Kebijakan Gereja Mengenai Siaran / Live Streaming Ibadah Minggu atau Aktivitas gerejawi lain.
Sebagai bagian dari upaya dokumentasi kegiatan pelayanan gereja, ibadah Minggu di gereja ini dapat disiarkan secara langsung (live streaming) melalui media digital yang dikelola oleh gereja. Kebijakan ini ditetapkan dengan memperhatikan nilai-nilai kekhidmatan ibadah, etika pelayanan, serta tanggung jawab gereja dalam memanfaatkan teknologi secara bijaksana.
Pada prinsipnya, siaran langsung ibadah Minggu bukan dimaksudkan sebagai pengganti kehadiran jemaat secara fisik dalam ibadah di gedung gereja. Ibadah merupakan persekutuan umat percaya yang idealnya dilaksanakan secara langsung dalam kebersamaan jemaat di rumah ibadah. Oleh karena itu, jemaat tetap dianjurkan dan diharapkan untuk menghadiri ibadah secara langsung apabila tidak terdapat halangan yang berarti.
Pelaksanaan live streaming dilakukan semata-mata sebagai bentuk dokumentasi kegiatan ibadah gereja serta sebagai arsip pelayanan yang dapat digunakan secara internal oleh gereja. Dokumentasi ini juga dapat membantu jemaat yang karena kondisi tertentu tidak dapat hadir secara langsung, namun keberadaan siaran tersebut tidak dimaksudkan untuk menggantikan makna persekutuan ibadah secara langsung.
Dalam pelaksanaannya, gereja berkomitmen agar kegiatan perekaman dan penyiaran tidak mengganggu jalannya ibadah maupun mengurangi kekhidmatan suasana ibadah. Oleh sebab itu, pengaturan teknis seperti penempatan kamera, penggunaan peralatan audio visual, serta pengoperasian perangkat streaming dilakukan secara tertib, tidak mencolok, dan seminimal mungkin mengganggu konsentrasi jemaat dalam beribadah.
Sehubungan dengan tujuan utama live streaming yang bersifat dokumentatif, maka rekaman ibadah tidak dimaksudkan untuk disusun dalam bentuk playlist atau kompilasi konten digital sebagaimana praktik umum pada media hiburan digital. Hal ini dilakukan agar konten ibadah tidak diperlakukan sebagai materi tontonan yang dikonsumsi secara berulang-ulang layaknya program hiburan, melainkan tetap dipahami sebagai bagian dari kegiatan ibadah yang sakral.
Selain itu, gereja juga memperhatikan aspek etika dan privasi jemaat.
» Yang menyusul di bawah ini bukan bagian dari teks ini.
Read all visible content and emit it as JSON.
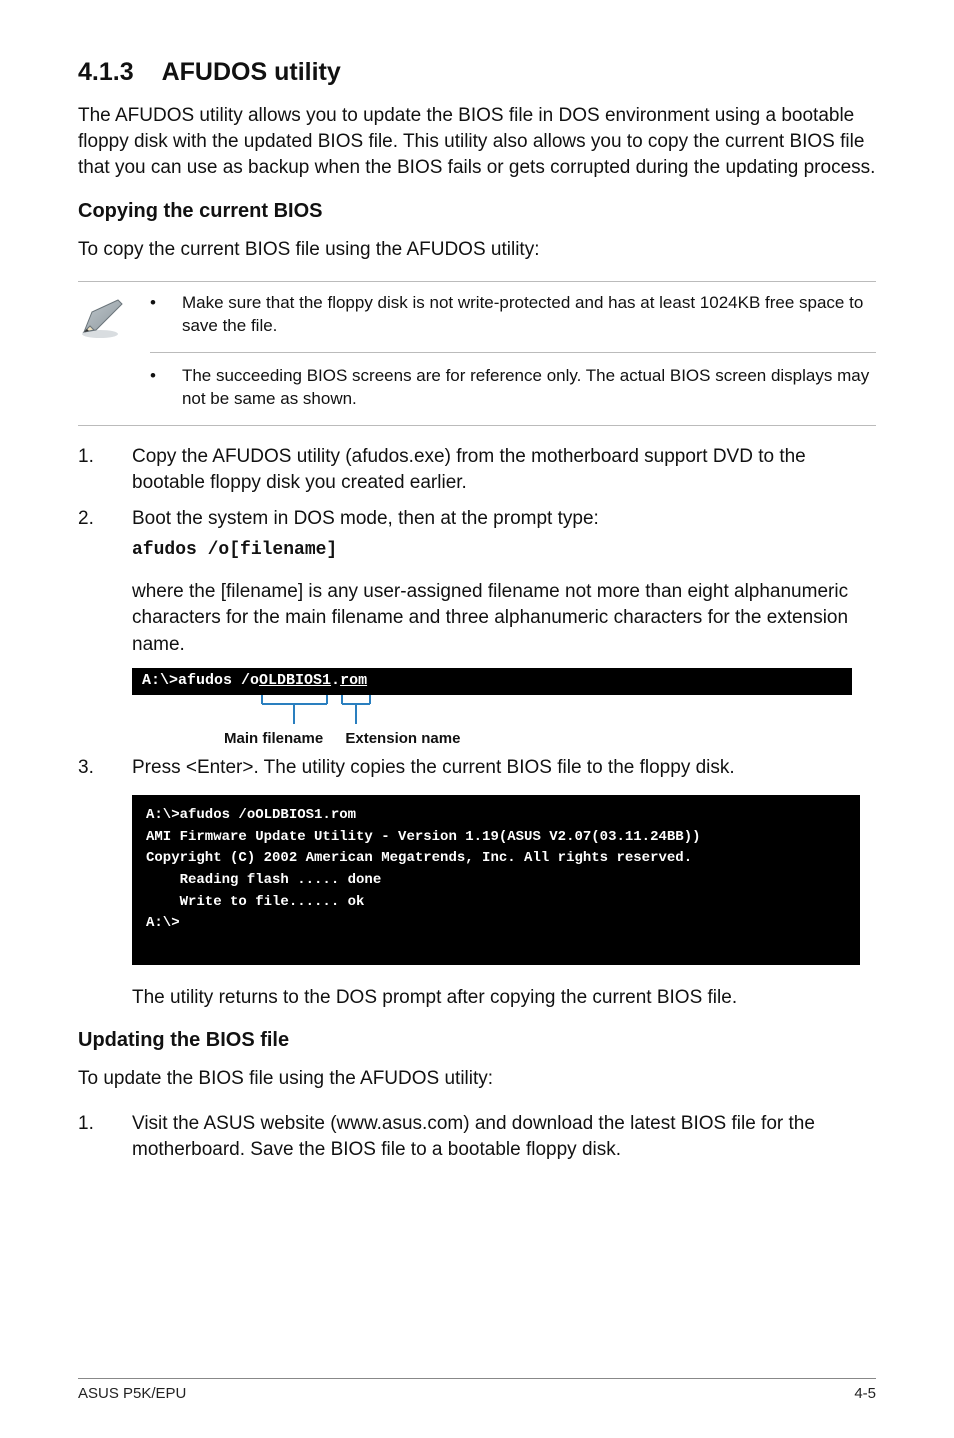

Oleh karena itu, pengambilan gambar diarahkan secara umum pada area mimbar, pelayan firman, tim pelayanan ibadah atau aktifitas yang menggambarkan rangkaian ibadah secara umum, dan tidak secara khusus menyorot individu jemaat tanpa alasan yang jelas. Hal ini dilakukan untuk menjaga kenyamanan serta penghormatan terhadap setiap orang yang hadir dalam ibadah.
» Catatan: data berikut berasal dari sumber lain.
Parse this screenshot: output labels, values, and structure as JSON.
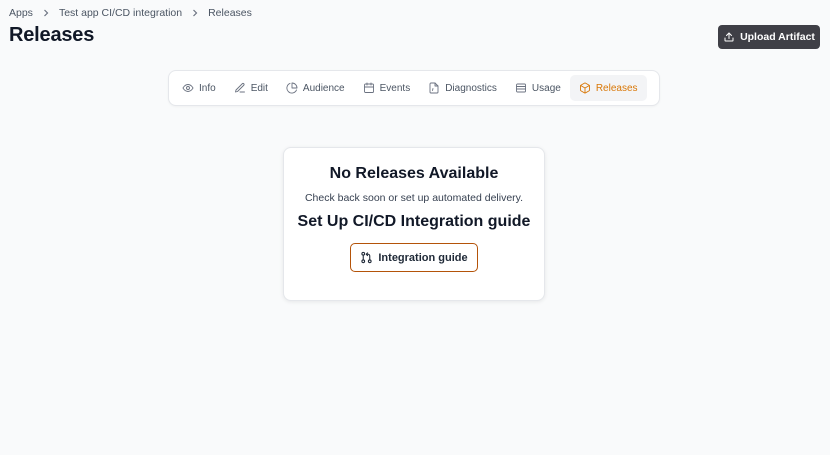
{
  "breadcrumb": {
    "items": [
      "Apps",
      "Test app CI/CD integration",
      "Releases"
    ]
  },
  "page": {
    "title": "Releases",
    "upload_label": "Upload Artifact"
  },
  "tabs": [
    {
      "label": "Info",
      "icon": "eye-icon",
      "active": false
    },
    {
      "label": "Edit",
      "icon": "pencil-icon",
      "active": false
    },
    {
      "label": "Audience",
      "icon": "pie-chart-icon",
      "active": false
    },
    {
      "label": "Events",
      "icon": "calendar-icon",
      "active": false
    },
    {
      "label": "Diagnostics",
      "icon": "file-icon",
      "active": false
    },
    {
      "label": "Usage",
      "icon": "database-icon",
      "active": false
    },
    {
      "label": "Releases",
      "icon": "package-icon",
      "active": true
    }
  ],
  "empty_state": {
    "title": "No Releases Available",
    "message": "Check back soon or set up automated delivery.",
    "subtitle": "Set Up CI/CD Integration guide",
    "button_label": "Integration guide"
  },
  "colors": {
    "accent": "#d97706",
    "dark_button": "#3f3f46",
    "guide_border": "#b45309"
  }
}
Apabila terdapat penggunaan kembali materi rekaman untuk keperluan pelayanan gereja, seperti dokumentasi kegiatan, laporan pelayanan, atau arsip internal gereja, maka penggunaannya akan dilakukan secara bijaksana dan tetap menghormati tujuan utama dari dokumentasi tersebut. Majelis GKJ Sidomukti , secara khusus Komisi Pengajaran, merupakan pemilik dan penanggung jawab hak siar atas semua materi rekaman atau dokumentasi ibadah atau aktifitas gereja lainnya.
Dengan adanya kebijakan ini, gereja berharap pemanfaatan teknologi digital dapat tetap mendukung pelayanan gereja tanpa mengurangi makna spiritual dan kekhidmatan ibadah. Jemaat dan siapapun diharapkan memahami bahwa kehadiran dalam persekutuan ibadah secara langsung tetap merupakan bentuk partisipasi iman yang utama dalam kehidupan bergereja.
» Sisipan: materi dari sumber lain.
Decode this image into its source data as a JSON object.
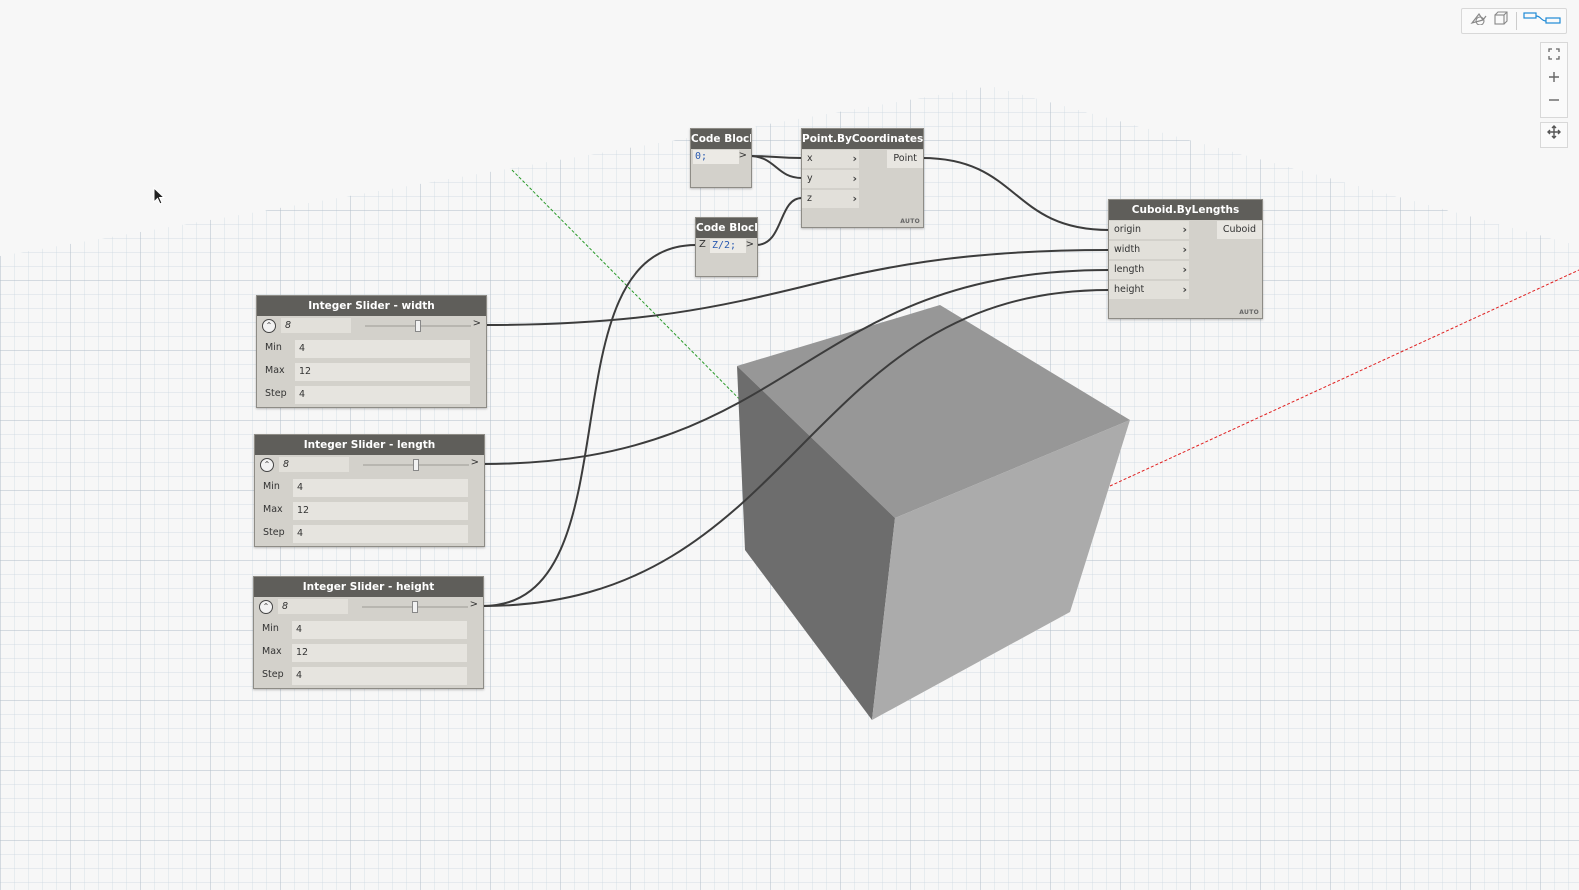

Oleh karenanya, maka link live streaming ibadah minggu TIDAK akan ditayangkan pada website ini saat ibadah berlangsung. Juga tidak akan mencantumkan semua link siaran ibadah minggu yang telah lalu. Sehingga hanya terbatas beberapa siaran ibadah minggu yang telah lalu saja yang disajikan sebagai bentuk dokumentasi.